Ein Architektur-Ensemble von mehreren tausend Gebäuden im Bauhaus-Stil ist in Tel Aviv zu Hause – die weltweit größte Ansammlung dieser Bauten. Europäische Juden, die zur Zeit des Nationalsozialismus nach „Eretz Israel“ auswanderten, prägten maßgeblich den Stil der „Weißen Stadt“.
Die herausragende kulturelle Qualität des Bauhaus-Stils in Tel Aviv zeigt sich auch anhand der „Verschmelzung der Gebäude mit ihrem urbanen Umfeld“

Es ist eine Art Schatzsuche auf städtischem Terrain: Wie kleine architektonische Edelsteine findet der Stadtbesucher sie – die zahlreichen Gebäude im Bauhaus-Stil im Herzen Tel Avivs. Rund 4.000 sind es an der Zahl. Auch die UNESCO hat diesen Schatz für sich entdeckt und kürte die „Weiße Stadt“, das Zentrum Tel Avivs, 2003 zum Weltkulturerbe. Zum 100-jährigen Jubiläum des legendären Bauhauses, das Walter Gropius im Jahr 1919 als Kunstschule in Weimar gründete, lohnt sich der Blick auf die Mittelmeermetropole.
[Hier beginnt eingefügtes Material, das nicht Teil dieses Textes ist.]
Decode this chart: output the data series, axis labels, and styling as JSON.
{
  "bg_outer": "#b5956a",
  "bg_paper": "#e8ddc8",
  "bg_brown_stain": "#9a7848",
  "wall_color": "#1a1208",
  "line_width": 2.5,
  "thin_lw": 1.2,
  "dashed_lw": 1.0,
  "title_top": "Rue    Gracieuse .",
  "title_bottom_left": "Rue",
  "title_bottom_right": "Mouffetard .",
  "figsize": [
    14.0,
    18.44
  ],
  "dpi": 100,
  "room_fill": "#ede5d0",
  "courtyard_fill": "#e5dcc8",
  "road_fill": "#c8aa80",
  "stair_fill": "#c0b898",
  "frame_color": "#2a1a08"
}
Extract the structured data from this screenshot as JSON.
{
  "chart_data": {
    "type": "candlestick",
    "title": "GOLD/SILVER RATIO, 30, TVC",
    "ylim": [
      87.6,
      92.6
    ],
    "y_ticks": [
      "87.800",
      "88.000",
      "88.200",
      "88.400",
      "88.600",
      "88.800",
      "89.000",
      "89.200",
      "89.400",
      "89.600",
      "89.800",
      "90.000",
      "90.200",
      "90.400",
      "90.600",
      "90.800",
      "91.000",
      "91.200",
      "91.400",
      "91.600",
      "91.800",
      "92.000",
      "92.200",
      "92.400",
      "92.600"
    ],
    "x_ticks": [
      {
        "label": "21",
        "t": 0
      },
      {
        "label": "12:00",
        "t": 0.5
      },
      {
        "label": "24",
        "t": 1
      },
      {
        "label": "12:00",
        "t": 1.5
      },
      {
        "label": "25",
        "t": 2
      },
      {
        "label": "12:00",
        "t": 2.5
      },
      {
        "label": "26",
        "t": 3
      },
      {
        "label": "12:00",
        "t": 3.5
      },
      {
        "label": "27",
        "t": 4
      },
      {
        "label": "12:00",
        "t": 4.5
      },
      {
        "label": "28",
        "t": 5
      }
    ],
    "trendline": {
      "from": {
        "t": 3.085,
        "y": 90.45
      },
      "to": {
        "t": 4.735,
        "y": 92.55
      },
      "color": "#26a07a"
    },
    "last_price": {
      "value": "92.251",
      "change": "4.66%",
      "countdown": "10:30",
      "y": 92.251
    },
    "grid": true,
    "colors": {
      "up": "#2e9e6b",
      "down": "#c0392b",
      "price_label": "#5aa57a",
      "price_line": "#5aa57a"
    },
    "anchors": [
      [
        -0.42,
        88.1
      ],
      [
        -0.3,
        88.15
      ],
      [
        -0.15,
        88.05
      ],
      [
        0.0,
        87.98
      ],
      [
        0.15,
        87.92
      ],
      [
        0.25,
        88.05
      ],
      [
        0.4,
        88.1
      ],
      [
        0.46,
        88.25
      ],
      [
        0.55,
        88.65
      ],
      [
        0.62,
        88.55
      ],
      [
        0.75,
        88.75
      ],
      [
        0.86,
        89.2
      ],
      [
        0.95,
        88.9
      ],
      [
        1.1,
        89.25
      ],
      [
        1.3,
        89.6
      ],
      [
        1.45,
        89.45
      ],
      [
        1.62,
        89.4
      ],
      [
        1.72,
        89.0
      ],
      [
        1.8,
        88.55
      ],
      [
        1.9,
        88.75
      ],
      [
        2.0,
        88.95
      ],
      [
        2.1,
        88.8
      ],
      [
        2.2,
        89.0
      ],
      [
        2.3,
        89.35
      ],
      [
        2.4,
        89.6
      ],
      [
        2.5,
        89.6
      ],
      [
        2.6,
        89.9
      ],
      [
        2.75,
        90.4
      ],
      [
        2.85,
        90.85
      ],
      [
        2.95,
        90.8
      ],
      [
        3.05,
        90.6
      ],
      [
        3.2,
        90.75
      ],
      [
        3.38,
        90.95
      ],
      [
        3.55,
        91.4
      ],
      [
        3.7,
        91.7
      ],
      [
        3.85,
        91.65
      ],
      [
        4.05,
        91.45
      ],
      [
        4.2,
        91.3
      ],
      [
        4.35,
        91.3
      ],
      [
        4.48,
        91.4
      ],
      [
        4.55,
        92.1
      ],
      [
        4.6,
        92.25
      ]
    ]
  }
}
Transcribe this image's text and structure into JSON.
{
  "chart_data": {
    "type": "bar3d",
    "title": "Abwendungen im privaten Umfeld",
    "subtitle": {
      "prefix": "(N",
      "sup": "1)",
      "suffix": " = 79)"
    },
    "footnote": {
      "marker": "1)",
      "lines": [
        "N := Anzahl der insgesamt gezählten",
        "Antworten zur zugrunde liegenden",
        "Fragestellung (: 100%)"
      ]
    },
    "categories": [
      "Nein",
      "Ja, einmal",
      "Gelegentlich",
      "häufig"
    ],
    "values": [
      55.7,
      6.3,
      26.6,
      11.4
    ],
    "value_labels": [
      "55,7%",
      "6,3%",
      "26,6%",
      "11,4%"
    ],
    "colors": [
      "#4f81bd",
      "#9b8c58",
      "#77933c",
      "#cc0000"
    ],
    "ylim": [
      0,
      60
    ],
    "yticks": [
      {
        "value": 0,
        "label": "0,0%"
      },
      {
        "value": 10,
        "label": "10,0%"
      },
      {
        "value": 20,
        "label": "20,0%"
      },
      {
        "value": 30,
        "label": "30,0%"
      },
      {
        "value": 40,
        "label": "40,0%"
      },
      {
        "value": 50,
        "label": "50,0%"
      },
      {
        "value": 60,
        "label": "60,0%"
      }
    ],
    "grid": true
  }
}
Tel Aviv, erst 1909 gegründet, nahm in den 1930er-Jahren den Bauhaus-Stil an und entwickelte sich so zur „Weißen Stadt“: weiße Fassaden, flache Dächer, Gebäude auf Stützen, markante Fenster und Balkone als zentrale optische Bestandteile. Die Architektur sollte sich von den Bautraditionen der meist osteuropäischen Herkunftsländer der Einwanderer und von dem im Nahen Osten gepflegten Stil abheben. Tel Aviv ist zwar ähnlich stark geprägt durch die Einflüsse des schweizerisch-französischen Architekten Le Corbusier oder des Deutschen Erich Mendelsohn, dessen Stil expressionistische Elemente enthält. Aber das Bauhaus hat in der Küstenmetropole am Mittelmeer tiefe kulturelle Spuren hinterlassen.

„Bauhaus“ ist umgangsprachlicher Begriff

Wobei der wissenschaftlich angemessenere Begriff für die Architektur der „Weißen Stadt“ „Internationaler Stil“ ist. Ihn führten 1932 der Architekturtheoretiker Henry-Russell Hitchcock und der Architekt Philip C. Johnson ein. Er beschreibt ein funktionelles Design, das die europäische Architektur der 1920er-Jahre prägte. Umgangssprachlich ist „Bauhaus“ aber zum Synonym für den „Internationalen Stil“ in Tel Aviv geworden. Für die Programmdirektorin des „White City Center“ in Tel Aviv, Scharon Golan Jaron, bietet die Stadt nicht einzelne architektonische Bauhaus-Meisterwerke. Die herausragende kulturelle Bedeutung der Stadt erklärt sie über die „Verschmelzung der Gebäude mit ihrem urbanen Umfeld“.

Der spezifische Bauhaus-Stil in Tel Aviv, der sich an die klimatischen und kulturellen Bedingungen vor Ort anpasste, zeigte sich vor allem im Verhältnis der Gebäude zur Straße. Balkone förderten soziale Interaktion. Sie dienten als Kommunikationsplattformen zwischen Nachbarn und wurden als Erweiterungen des Wohnzimmers angesehen. Über sogenannte Thermometer-Fenster, die einen kühlenden Kamineffekt auf die Räumlichkeiten haben, kam natürliches Licht ins Treppenhaus. Flachdächer wurden genutzt, um im Freien zu schlafen, Gärten anzulegen oder zu feiern.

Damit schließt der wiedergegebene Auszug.